Maxou répond: «Depuis l’effondrement de l’URSS, les socialistes ont du mal à penser qu’il leur faut repartir sur d’autres bases. Qu’il leur faut reconsidérer le rapport avec les sociétés démocratiques et revoir leur discours imprégné de l’idée du front de classes» .

Nouvelle révélation: le P«S» est un nid de communistes nostalgiques.

(Avoue que tu regrettes pas ces 3,50 euros?)

Mais ce n’est pas complètement fini, car le fidèle Saïd veut aussi prendre la température de son patient: «Souffrez-vous des commentaires qui vous présentent comme un homme de gauche ayant tourné casaque?»

Nenni: Gallo «n’en souffre pas» .

Et de préciser: «Si être de gauche est se reconnaître dans les partis politiques, je ne suis plus de gauche» .

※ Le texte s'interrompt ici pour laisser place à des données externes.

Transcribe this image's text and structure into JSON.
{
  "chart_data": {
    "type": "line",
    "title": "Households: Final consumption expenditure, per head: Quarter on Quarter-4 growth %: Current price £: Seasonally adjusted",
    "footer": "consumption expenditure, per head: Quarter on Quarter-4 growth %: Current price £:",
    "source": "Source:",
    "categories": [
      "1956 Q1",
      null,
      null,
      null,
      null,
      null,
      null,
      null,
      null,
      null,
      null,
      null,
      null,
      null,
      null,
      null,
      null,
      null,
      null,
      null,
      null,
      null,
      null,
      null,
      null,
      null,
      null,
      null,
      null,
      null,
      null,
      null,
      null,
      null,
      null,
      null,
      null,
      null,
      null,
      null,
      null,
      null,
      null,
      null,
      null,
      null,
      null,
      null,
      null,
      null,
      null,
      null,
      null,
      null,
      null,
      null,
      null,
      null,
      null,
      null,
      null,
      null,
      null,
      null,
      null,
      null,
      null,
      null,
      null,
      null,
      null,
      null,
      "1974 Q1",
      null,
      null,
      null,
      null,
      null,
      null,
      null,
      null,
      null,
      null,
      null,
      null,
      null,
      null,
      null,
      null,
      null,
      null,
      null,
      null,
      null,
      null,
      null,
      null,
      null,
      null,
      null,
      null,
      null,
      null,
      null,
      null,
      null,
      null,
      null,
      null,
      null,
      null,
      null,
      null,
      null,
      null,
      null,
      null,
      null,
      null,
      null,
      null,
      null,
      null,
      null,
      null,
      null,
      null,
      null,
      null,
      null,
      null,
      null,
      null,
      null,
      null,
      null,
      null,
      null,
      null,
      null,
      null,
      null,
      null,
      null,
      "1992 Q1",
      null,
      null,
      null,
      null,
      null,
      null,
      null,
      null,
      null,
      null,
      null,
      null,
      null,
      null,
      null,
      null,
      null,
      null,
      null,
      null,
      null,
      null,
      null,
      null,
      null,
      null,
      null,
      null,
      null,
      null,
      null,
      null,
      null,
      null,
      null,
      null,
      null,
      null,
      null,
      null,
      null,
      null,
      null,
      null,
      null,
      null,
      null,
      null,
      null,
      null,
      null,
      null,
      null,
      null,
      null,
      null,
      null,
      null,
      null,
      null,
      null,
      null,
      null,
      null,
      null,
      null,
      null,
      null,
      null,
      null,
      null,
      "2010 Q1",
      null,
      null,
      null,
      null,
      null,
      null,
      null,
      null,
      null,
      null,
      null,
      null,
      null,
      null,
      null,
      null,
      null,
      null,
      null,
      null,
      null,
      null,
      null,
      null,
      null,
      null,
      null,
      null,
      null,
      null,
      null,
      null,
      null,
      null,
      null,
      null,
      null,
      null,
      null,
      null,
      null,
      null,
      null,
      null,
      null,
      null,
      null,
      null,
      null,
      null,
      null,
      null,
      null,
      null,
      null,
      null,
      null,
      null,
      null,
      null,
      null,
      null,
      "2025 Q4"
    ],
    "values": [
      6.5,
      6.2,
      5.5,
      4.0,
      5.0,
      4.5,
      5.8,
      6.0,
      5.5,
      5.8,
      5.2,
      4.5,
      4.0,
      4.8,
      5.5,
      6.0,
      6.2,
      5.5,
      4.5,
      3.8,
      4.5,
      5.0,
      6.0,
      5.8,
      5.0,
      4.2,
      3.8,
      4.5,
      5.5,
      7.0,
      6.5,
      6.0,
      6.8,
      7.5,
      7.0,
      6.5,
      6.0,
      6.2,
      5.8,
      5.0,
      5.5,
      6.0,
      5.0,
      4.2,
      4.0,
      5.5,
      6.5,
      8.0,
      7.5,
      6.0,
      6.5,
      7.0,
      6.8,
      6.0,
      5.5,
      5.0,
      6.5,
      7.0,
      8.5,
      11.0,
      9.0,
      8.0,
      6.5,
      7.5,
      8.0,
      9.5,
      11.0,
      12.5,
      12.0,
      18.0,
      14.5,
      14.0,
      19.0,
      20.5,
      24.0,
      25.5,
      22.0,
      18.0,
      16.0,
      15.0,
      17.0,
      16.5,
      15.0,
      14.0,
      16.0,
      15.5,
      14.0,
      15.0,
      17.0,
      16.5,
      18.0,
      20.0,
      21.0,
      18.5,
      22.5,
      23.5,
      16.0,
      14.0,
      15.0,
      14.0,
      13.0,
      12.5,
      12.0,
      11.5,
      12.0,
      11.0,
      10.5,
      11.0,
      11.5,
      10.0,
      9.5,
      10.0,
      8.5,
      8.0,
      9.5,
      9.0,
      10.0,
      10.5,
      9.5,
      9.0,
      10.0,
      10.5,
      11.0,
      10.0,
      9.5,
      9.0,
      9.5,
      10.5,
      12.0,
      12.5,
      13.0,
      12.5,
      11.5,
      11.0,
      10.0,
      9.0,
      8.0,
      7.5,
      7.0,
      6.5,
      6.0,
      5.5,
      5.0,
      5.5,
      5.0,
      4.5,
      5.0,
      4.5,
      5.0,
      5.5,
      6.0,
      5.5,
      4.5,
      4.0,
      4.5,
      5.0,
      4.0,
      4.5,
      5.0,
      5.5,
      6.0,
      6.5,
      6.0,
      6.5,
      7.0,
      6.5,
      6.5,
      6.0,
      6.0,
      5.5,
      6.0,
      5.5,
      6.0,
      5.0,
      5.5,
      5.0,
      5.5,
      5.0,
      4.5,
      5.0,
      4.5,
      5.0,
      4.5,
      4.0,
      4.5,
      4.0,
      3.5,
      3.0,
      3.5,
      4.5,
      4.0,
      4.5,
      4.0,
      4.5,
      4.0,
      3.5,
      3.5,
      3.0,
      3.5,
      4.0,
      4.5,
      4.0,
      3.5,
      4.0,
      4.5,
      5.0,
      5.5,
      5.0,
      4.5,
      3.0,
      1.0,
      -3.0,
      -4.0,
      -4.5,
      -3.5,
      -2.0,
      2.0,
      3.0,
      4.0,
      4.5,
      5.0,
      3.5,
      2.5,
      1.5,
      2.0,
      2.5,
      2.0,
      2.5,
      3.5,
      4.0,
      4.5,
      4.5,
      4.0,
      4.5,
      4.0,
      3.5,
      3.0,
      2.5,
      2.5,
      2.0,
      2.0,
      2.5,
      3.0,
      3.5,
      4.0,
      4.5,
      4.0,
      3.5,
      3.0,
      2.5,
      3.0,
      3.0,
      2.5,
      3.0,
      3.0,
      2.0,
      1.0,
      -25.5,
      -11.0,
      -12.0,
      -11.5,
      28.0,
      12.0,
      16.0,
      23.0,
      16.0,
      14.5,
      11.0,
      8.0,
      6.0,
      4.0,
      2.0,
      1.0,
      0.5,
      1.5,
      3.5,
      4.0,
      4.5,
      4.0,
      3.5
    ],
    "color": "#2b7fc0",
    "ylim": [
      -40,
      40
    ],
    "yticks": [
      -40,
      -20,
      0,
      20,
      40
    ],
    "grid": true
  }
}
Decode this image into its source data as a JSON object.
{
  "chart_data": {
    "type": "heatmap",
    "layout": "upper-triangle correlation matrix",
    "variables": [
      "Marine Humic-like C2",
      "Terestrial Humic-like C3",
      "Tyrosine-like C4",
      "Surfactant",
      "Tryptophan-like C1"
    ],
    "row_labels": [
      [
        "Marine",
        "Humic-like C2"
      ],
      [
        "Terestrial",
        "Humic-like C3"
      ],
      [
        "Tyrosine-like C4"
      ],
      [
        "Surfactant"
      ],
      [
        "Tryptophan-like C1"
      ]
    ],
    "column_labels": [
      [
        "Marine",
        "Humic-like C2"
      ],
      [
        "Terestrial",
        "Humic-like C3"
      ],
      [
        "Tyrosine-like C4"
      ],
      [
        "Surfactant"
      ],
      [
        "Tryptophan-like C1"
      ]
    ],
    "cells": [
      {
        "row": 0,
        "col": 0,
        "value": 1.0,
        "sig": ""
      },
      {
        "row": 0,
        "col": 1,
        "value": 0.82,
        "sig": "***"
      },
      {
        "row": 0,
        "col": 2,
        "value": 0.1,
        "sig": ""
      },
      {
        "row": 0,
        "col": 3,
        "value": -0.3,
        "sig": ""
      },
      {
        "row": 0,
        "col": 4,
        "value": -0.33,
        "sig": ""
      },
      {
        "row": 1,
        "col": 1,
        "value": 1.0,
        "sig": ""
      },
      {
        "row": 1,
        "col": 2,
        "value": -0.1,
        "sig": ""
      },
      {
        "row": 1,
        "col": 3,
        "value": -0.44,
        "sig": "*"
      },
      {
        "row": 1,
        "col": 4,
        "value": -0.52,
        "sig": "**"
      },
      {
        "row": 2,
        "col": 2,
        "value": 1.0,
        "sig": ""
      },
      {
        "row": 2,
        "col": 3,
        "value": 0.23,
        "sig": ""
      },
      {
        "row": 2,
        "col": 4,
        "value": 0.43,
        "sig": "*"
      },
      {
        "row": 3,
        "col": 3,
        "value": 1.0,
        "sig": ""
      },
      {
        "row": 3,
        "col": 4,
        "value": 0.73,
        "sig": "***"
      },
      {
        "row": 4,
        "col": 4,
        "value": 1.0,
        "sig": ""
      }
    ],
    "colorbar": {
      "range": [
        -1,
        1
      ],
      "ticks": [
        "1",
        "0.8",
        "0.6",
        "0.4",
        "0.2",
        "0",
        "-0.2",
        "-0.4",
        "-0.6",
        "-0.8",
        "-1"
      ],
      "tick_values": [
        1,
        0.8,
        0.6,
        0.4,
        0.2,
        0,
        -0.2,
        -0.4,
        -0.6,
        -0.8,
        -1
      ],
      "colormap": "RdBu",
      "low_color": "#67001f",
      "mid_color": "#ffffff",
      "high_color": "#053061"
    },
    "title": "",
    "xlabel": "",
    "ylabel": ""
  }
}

Dans la vraie vie, naturellement: nul(le), de nos jours, n’est assez profondément sot(te) pour considérer qu’être de gauche, c’est se reconnaître dans les partis politiques.

Maxou, par conséquent, aurait aussi bien pu répondre quelque chose comme, foutre, si être de gauche implique d’aimer boire tous les matins deux vastes bols d’huile de vidange, alors non, petit gars, je ne suis vraiment pas de gauche: c’eût été aussi pertinent.

Mais en effet: Gallo est de droite.

Il suffit de l’écrire, et son extravagance, tout d’un coup, s’éclaire.